The Paris brothers and their companies accepted payments from customers at least as late as Sept. 24, 2012, for travel packages that were to occur as late as October 2013. However, Club ABC Tours and ABC Destinations LLC both closed on Oct. 1, 2012, allegedly without applying payments from hundreds of customers to the travel packages they were purchasing.
An extensive investigation by the Division of Consumer Affairs revealed that both companies were insolvent, with debts far in excess of their assets and increasing each year, for a significant amount of time before they closed. Based upon the information received, Club ABC Tours was insolvent at least as early as December 2008, and ABC Destinations was insolvent at least as early as June 2012.
The Paris brothers, meanwhile, allegedly continued to pay themselves substantial salaries from Club ABC Tours and substantial monetary disbursements from ABC Destinations. In 2011 alone, Club ABC Tours paid Robert Paris $275,000, and paid Thomas Paris $225,000. In that same year, both brothers received a total distribution of $335,000 from ABC Destinations, LLC. In addition, Club ABC Tours purchased a Porsche and an Audi for Robert Paris in 2011 and 2012. The state thus alleges that, at least in 2011, any profit realized by Club ABC Tours and ABC Destinations was completely offset by the compensation paid to Robert and Thomas Paris.
The state’s investigation revealed that the financial situation at Club ABC Tours and ABC Destinations was not sustainable.

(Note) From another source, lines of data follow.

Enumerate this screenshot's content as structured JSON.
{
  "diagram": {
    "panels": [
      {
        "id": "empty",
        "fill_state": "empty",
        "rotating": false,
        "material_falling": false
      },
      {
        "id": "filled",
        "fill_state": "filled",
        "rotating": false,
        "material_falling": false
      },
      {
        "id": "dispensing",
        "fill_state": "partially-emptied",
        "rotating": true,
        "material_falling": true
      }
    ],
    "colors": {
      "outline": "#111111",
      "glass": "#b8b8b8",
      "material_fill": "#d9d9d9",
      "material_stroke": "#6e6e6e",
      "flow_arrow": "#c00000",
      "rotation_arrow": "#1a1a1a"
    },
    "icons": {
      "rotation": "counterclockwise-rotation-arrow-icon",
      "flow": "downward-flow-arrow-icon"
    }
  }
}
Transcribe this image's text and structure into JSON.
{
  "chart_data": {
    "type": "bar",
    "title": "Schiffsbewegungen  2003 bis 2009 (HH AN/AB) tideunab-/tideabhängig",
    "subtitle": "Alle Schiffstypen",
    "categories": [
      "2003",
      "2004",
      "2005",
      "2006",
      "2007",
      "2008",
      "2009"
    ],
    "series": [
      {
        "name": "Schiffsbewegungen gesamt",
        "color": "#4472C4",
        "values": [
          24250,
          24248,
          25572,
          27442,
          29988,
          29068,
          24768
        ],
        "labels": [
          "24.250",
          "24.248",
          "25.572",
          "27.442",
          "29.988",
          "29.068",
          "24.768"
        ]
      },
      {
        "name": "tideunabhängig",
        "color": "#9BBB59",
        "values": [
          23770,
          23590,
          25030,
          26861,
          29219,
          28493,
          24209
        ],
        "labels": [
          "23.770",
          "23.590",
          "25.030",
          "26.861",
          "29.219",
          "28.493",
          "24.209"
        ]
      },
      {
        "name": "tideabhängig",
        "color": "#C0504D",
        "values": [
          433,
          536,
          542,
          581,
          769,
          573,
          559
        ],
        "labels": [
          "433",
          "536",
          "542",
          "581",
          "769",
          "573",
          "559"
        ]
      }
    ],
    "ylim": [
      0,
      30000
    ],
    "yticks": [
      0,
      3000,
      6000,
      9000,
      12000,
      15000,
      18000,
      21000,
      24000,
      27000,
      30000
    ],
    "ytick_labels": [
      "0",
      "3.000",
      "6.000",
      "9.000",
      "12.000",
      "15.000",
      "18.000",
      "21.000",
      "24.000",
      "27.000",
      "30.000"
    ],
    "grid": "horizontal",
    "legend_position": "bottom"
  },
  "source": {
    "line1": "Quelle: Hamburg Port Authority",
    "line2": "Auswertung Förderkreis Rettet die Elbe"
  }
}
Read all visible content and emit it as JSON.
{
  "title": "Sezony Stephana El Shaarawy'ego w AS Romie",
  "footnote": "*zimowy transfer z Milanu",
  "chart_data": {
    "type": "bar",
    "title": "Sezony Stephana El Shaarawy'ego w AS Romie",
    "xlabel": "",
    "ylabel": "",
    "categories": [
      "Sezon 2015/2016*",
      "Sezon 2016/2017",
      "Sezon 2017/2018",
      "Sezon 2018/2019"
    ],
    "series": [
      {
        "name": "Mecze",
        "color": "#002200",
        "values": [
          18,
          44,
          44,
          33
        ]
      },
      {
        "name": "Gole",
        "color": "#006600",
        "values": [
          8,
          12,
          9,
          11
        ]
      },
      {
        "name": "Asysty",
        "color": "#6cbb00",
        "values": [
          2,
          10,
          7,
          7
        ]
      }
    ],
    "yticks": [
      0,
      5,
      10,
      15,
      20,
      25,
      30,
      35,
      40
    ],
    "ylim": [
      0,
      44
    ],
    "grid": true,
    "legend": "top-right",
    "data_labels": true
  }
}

On Sept. 25, 2012, Club ABC Tours defaulted on its obligations to the Airline Reporting Corporation (ARC), through which the defendants paid for airfare purchased as part of a travel package. On Oct. 1, 2012, the defendants forwarded a brief message to consumers stating that Club ABC Tours had ceased operations. The message made no mention about the possibility of obtaining refunds.
To date, the defendants have not provided refunds to any consumers who paid by check, according to state officials.
The Division of Consumer Affairs has identified 230 customers who are owed a total of $1,033,245.39. Any consumers who have not yet contacted the division may do so by calling 800-242-5846 (toll-free within New Jersey) or 973-504-6200, or by visiting www.NJConsumerAffairs.gov.
Investigators Murat Botas and Oscar Mejia of the Division of Consumer Affairs’ Office of Consumer Protection conducted this investigation. Deputy Attorney General Lorraine K. Rak, Chief of the Consumer Fraud Prosecution Section within the Division of Law, is representing the State in this action.